School Interrupted

October 22, 2010
By , Beverly Hills, CA
In my sophomore year of High School life crumbled around me. My parents separated in a bitter dispute, my older sister was sent to rehab for chronic drug and behavioral issues, and I was yanked out of the only High School I knew.
The school was my safe haven. An institution I loved attending. I welcomed the small class sizes, which provided an opportunity for more intimate relationships with my professors. My circle of friends was my safety net; always accepting of my family drama and providing support for tumultuous times. School was the one place I could sink myself into my studies and forget about the problems plaguing my home life.
But in 11th grade that all changed. I was abruptly uprooted from the only high school I had known and transferred to the local public school. My parents could no longer afford to finance my private education. I went from a school with 400 students, 12 pupils per class to a 2,500-student body with 30 plus students per class.
It was not a smooth transition. It was emotional and painful to be transferred to a new High School at such a trying time in my life.

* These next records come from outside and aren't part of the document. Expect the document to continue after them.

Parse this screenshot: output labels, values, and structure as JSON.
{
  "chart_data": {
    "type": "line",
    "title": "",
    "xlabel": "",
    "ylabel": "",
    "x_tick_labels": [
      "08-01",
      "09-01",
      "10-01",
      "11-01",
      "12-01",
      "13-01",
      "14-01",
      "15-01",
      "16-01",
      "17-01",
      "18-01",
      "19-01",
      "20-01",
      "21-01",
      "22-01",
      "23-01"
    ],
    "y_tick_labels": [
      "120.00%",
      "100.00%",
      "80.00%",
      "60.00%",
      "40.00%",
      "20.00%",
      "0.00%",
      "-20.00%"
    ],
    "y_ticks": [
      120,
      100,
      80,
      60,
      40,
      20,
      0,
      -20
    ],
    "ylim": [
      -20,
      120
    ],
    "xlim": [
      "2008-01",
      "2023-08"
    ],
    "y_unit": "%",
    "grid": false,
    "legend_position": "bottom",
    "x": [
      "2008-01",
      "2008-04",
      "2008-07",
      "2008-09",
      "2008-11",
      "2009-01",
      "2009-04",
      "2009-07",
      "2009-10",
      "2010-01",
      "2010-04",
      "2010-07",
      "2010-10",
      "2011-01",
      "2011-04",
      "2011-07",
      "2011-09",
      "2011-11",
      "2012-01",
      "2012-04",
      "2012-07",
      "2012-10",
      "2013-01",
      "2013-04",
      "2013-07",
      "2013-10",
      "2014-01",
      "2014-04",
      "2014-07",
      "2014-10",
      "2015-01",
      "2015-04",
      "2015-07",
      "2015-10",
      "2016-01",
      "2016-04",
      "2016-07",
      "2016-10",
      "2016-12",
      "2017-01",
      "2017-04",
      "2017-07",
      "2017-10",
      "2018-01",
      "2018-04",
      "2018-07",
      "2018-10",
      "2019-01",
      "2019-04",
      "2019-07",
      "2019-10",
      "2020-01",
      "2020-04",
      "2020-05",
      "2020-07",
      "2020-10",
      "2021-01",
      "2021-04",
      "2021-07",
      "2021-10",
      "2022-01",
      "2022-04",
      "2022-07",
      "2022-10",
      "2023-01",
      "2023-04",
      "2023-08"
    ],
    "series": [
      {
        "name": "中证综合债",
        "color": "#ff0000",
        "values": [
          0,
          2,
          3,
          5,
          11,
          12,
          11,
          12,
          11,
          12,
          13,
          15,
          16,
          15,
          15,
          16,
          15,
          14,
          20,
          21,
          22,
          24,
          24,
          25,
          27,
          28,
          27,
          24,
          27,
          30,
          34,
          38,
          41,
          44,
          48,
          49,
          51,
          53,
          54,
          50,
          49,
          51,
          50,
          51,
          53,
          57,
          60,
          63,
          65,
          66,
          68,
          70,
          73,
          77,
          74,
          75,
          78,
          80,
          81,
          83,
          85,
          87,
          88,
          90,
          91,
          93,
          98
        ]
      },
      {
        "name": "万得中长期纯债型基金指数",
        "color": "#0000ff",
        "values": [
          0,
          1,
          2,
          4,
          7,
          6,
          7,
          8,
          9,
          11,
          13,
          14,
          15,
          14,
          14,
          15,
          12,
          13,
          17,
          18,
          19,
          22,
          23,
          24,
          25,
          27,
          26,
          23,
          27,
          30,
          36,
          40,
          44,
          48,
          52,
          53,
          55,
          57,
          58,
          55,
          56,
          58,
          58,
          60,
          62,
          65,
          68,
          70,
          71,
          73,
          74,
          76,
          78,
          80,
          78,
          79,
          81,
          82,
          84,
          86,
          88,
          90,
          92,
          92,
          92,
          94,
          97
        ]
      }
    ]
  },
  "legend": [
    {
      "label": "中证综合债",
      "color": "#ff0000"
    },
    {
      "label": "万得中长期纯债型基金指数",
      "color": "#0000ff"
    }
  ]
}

I didn’t know if I would succeed both academically and emotionally. The pressures of being a 16 year old teenager coupled with my parent’s marriage crumbling and having to maneuver a new school, at times felt overwhelming for me.
Now as a senior I look back at the past three years and feel proud of what I have accomplished. I not only began to segue nicely into my new school, I succeeded well in the classroom and made new friends. Being confronted with a challenging situation may seem intolerable at the moment, but I learned that with hard work, commitment and a strong support system, I was able to whether this school transition. I may even be a stronger person having had the experience, than had I not had to struggle with this change.